Guess what? He didn’t want a cent as a reward and only requested me to remember him in my prayers. He said it wasn’t necessary that we should meet and he will simply post my passport to me. After much discussion I persuaded him to hand it over to me personally, so that I could at least thank him in person. A day later he meets me at the agreed rendezvous of Do Talwar, gives back to me the passport, shakes hands and drives off on his motorbike. A young man in early ‘thirties at most, apparently middle class, clad in well-worn jeans and an even more well-worn neck-less T-shirt, and riding a motorbike which had seen better days.

What do you say to that? All this is God’s truth and which happened with me and not with someone else and heard from someone else.

  1. Story number 3. Not many may have heard of the Pakistan Atomic Energy Commission (PAEC), one of those few government institutions which are quietly doing remarkable work, unrecognized by the populace at large. For almost half a century, the PAEC has been researching into, developing and utilizing nuclear energy for peaceful uses. It has nothing to do with our nuclear weapons arsenal, which is the responsibility of another organization. The PAEC, if it is known at all, is known as the owner and operator of our nuclear powered electricity generation plants. The oldest, KANUPP outside Karachi, has been operational for over 4 decades without any incident. PAEC also operates the nuclear power plants at Chashma, and is currently setting up 2 new plants near KANUPP, which will be ultra-safe and contribute greatly to mitigating our national electricity shortage.
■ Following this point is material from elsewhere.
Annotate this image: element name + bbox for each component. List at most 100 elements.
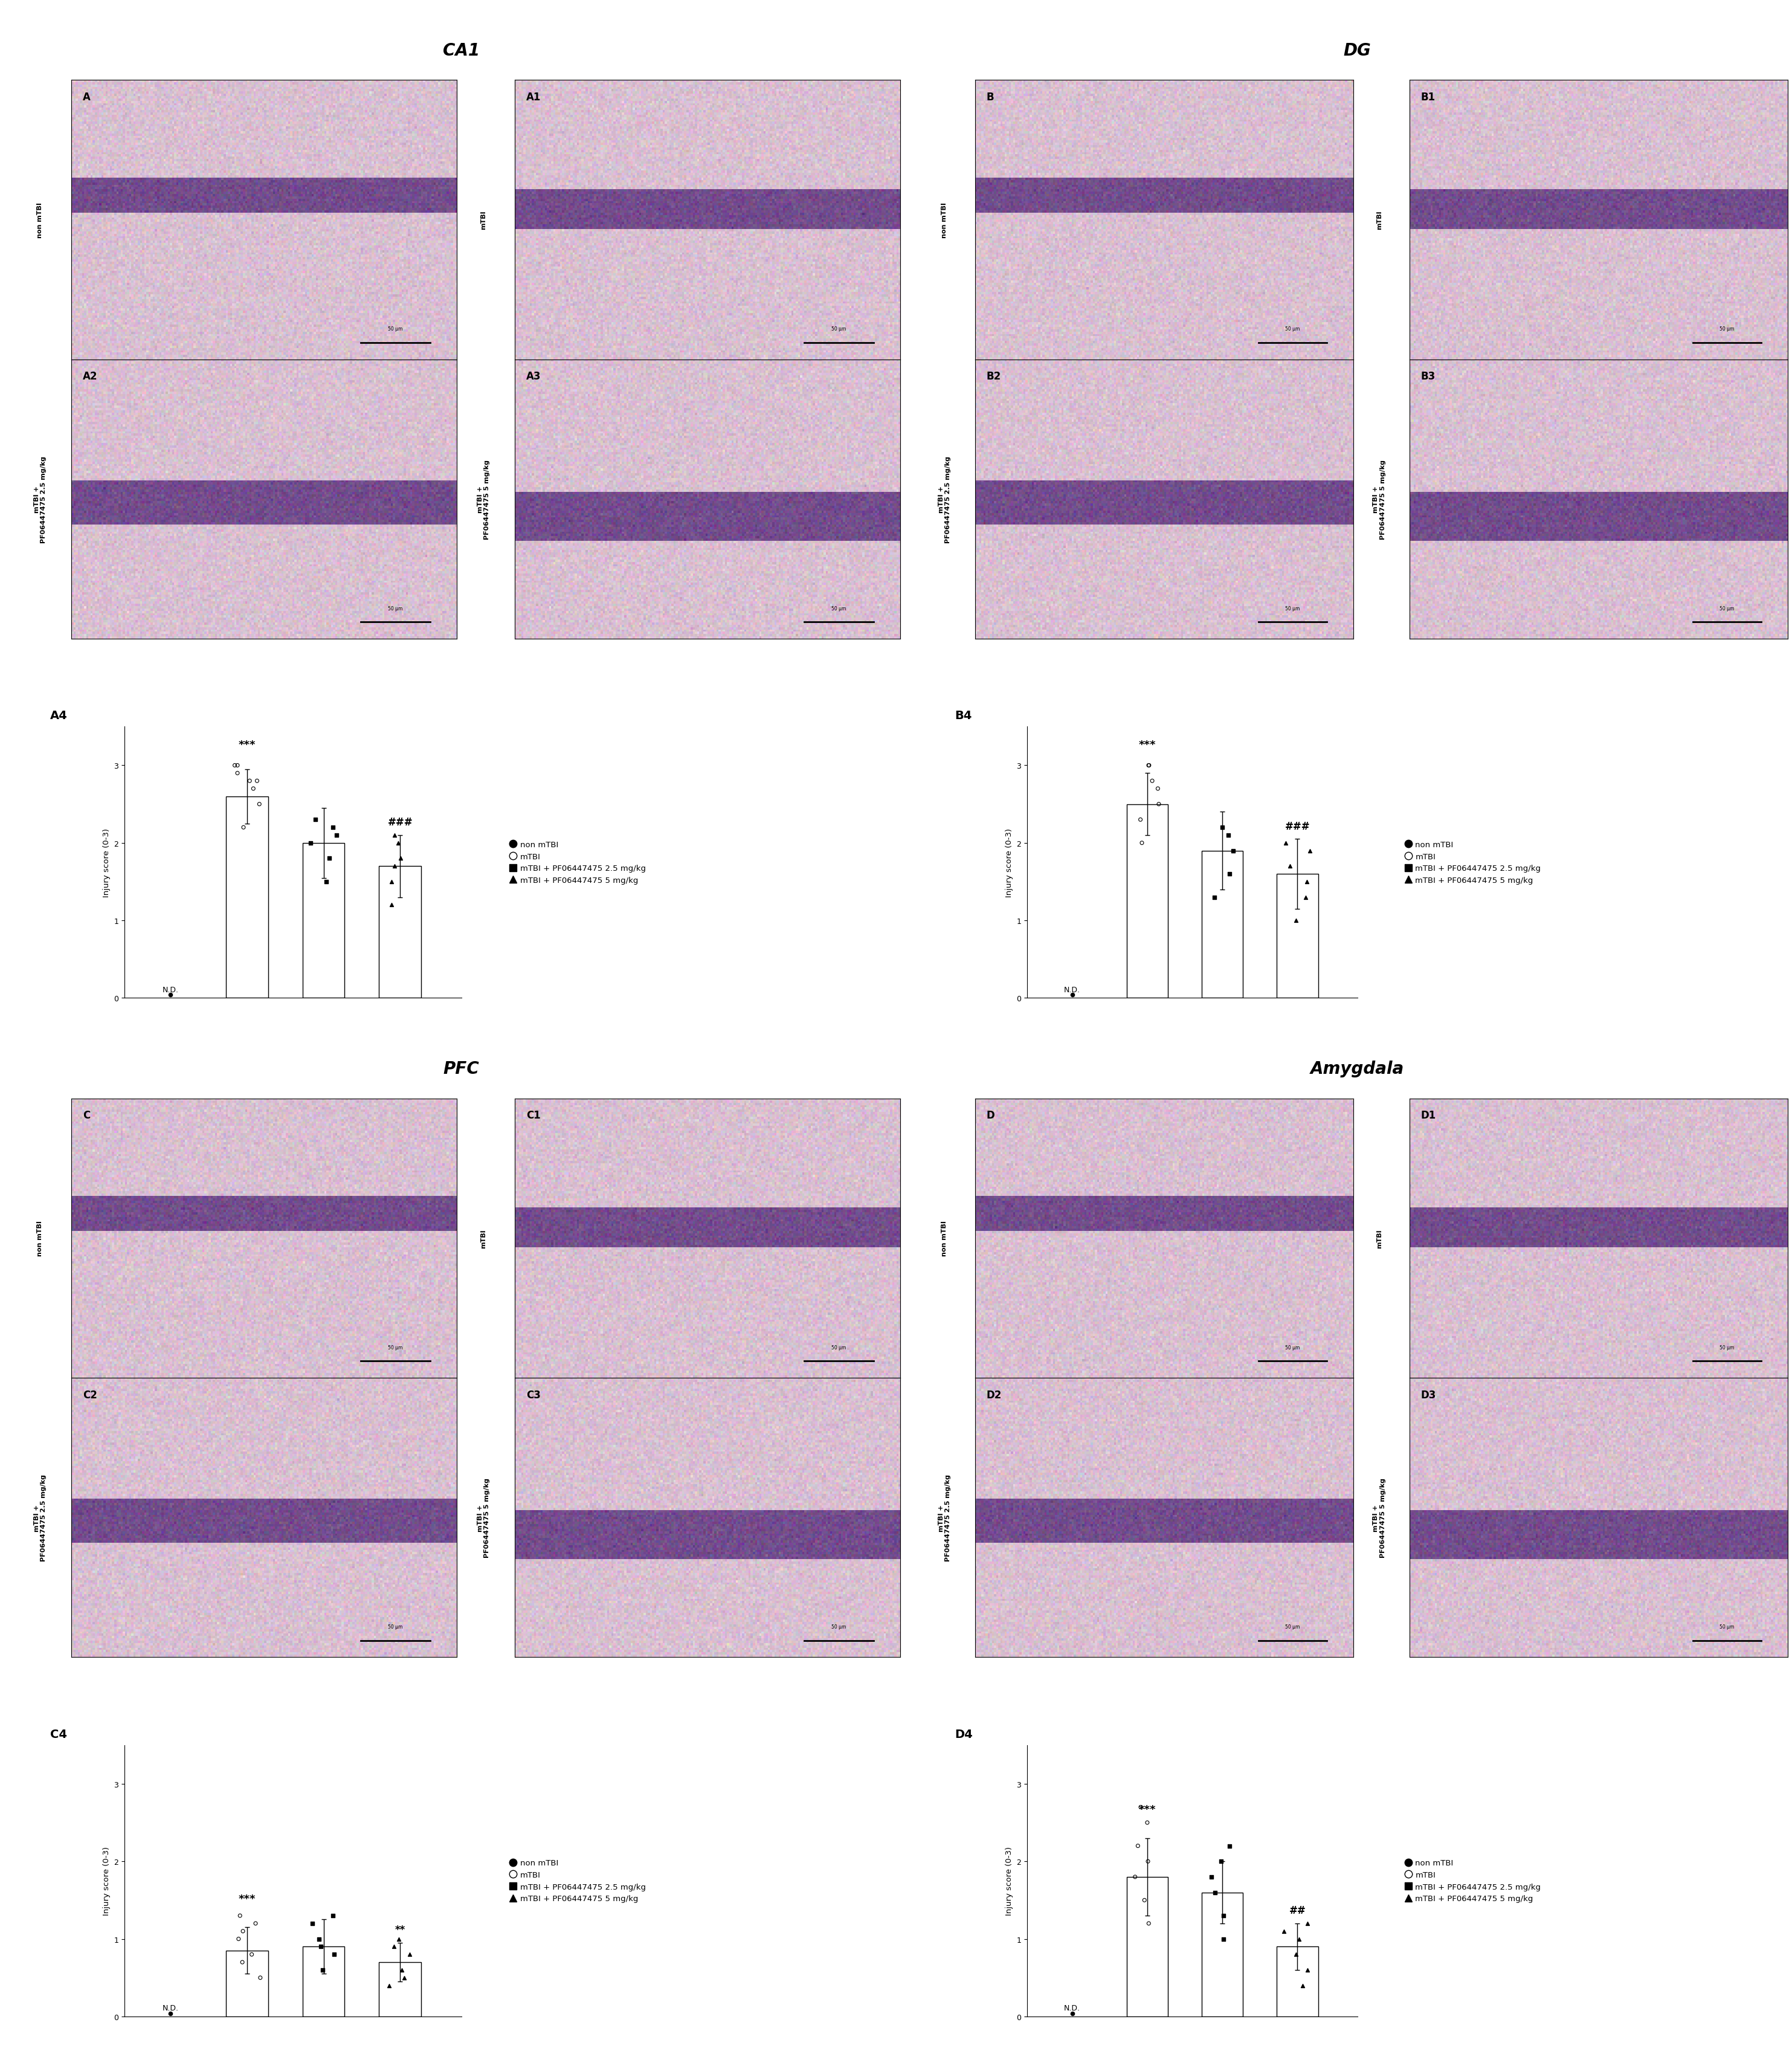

But this is not about PAEC’s nuclear powered electricity generation plants. I want to share here with you another remarkable fact about PAEC. This unassuming organization has also been operating for years, no less than 18 nuclear technology based cancer hospitals nationwide! It has treated over 800,000 cancer patients. And you thought that the only cancer hospital in the country worth mentioning is the much publicized one in Lahore, set up several years ago now, by someone who remains resolutely wishful of becoming the Prime Minister of this country.

Does PAEC get a thumbs-up or not?

What then of the rest of this year?

  1. Hillary Clinton will become the next President of the United States.
  2. Nothing much will come out of the Panama Papers.
  3. Global economic growth will further stagnate.
  4. The Middle East will remain quagmired in conflict.
  5. Climate change intensity will increase, in spite of new international accords.
  6. The new ‘clash of civilizations’, recently intensified by the migrants crisis in Europe will further grow.
  7. Polio will be eradicated forever from this planet, becoming only the second disease after smallpox to be completely eradicated from our world. That is, if you don’t count the stock of smallpox virus being held in top secret labs by some countries.
  8. More and more people will move towards a healthier diet.
  9. In spite of all challenges, world poverty will reduce.
  10. And perhaps most importantly for human society holistically, people like Dr. Zaheer and my nameless passport benefactor, will continue to be there all over the world, spreading goodness selflessly and keeping our candle of hope alight.

All the best for what is expected to be a long hot summer!